Mais à frente, durante a conversa com o arquitecto João Rodeia, que se seguiu à conferência, Kerez haveria de sintetizar o seu processo criativo: primeiro um grande optimismo, seguido de um forte pessimismo e total desespero, que normalmente antecipa o momento em que “alguma coisa acontece”. O arquitecto descrito e encarnado por Kerez é uma personagem desassossegada, na velha tradição do romantismo ocidental. E profundamente inquieta, de natureza diletante, desafiando a eficiência exigida pelo mundo contemporâneo, sem que os seus edifícios, depois de realizados, a ponham realmente em causa.

Mas a necessidade em se expor a diferentes experiências tem servindo de fio condutor, como exemplificou em Lisboa. Da abordagem à informalidade da favela que marca a realidade urbana de uma grande parte da população sul americana resultou o projecto Habitação Social Porto Seguro (Brasil, 2010-13). Trabalhar na favela constituiu, como afirmou, uma forma de “evasão da sua experiência pessoal”. Kerez não conseguiu “escapar” – é certo – ao habitual deslumbramento que estes ambientes informais causam nos arquitectos e que estes associam à inata criatividade humana na transformação de habitats hostis em territórios acolhedores e poéticos: ”Podemos chamar informal a todas as cidades cuja morfologia não compreendemos”. As qualidades espaciais da favela (que descreveu como “vernaculares”), a interioridade da maioria das suas áreas públicas, foram algumas das particularidades destacadas por Kerez na sua nova proposta. O processo reflectir-se-ia na estratégia do edifício residencial Okamura (Praga, 2014) em subdividir as diferentes funções habitacionais por módulos circulares criando, novamente, uma situação limite ao trabalhar com formas habitualmente evitadas pelos arquitectos.

Kerez terminou a apresentação com o projecto para os três museus da cidade chinesa de Guangzhou, provavelmente uma das suas propostas que mais circulam entre a comunidade de arquitectos e estudantes de arquitectura: “Há muitos edifícios icónicos na China, mas sempre me perguntei sobre os espaços públicos”.

O desenho do novo complexo museológico chinês é um argumento para desenvolver uma ideia de arquitectura que se dissolve na paisagem e que responde à hipótese de construção de um novo sentido para o espaço público.

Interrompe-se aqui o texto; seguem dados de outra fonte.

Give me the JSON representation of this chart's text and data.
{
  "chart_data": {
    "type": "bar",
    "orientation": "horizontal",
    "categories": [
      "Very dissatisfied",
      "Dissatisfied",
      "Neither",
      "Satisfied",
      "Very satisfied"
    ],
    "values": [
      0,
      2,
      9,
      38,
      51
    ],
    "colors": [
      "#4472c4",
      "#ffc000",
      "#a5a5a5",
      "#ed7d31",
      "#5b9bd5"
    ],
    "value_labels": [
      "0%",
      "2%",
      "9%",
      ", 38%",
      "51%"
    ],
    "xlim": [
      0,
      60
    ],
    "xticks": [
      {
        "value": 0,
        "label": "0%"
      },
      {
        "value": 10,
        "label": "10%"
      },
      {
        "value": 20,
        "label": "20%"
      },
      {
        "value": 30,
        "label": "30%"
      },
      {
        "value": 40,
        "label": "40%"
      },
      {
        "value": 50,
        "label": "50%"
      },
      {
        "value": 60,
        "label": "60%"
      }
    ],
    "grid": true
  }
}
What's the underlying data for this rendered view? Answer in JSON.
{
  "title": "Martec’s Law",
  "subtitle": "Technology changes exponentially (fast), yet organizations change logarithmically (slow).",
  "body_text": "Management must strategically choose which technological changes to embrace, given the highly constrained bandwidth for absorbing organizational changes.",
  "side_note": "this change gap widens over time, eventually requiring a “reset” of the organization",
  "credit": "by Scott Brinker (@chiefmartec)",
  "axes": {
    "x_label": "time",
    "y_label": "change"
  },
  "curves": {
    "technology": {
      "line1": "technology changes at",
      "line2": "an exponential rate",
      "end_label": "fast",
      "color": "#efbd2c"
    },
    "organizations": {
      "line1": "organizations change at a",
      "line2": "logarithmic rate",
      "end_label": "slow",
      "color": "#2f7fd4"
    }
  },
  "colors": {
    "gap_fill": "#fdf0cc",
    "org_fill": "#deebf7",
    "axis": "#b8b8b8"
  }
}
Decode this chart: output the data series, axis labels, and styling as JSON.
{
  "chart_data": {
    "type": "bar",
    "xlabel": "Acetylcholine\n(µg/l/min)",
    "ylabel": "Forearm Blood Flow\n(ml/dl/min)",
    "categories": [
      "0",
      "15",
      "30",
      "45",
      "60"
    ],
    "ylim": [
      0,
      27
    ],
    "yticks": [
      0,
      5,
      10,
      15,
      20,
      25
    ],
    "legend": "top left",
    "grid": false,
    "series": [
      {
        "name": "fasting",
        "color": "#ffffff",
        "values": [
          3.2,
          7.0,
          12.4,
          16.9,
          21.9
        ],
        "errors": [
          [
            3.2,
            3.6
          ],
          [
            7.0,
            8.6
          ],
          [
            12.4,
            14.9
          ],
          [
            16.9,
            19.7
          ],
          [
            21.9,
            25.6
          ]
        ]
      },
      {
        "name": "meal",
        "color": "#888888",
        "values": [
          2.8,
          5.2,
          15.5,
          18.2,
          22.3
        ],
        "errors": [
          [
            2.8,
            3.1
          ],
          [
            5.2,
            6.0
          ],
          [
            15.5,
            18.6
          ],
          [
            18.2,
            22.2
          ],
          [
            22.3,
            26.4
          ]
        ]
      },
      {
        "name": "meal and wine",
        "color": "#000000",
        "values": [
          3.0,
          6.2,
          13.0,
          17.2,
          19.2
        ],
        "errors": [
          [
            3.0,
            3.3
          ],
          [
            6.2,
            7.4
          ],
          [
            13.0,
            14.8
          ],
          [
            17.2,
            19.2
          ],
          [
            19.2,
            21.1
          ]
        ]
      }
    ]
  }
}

Entre as referências estudadas e analisadas pelo escritório, encontrava-se – como mostrou – uma maqueta do parque Ibirapuera de Oscar Niemeyer na cidade de São Paulo. Antes ainda, Kerez haveria de testemunhar a sua admiração por outro grande mestre do século passado, Kenzo Tange, um dos maiores mandatários da arquitectura metabolista japonesa. O pretexto seria o concurso que Kerez perdeu para sede da estação flamenga de Televisão e Rádio VRT, em Bruxelas. Representante da Suíça na 15.ª edição da Bienal Internacional de Arquitectura de Veneza, que inaugura este mês, Kerez escusou-se para já a revelar a sua proposta. Perto do final, em resposta a uma pergunta de um antigo colaborador, Christian Kerez haveria de confirmar que em arquitectura, “o contexto não é exactamente físico, mas cultural”, numa pujante declaração pela autonomia de uma prática profissional ultimamente à deriva por fórmulas menos disciplinares.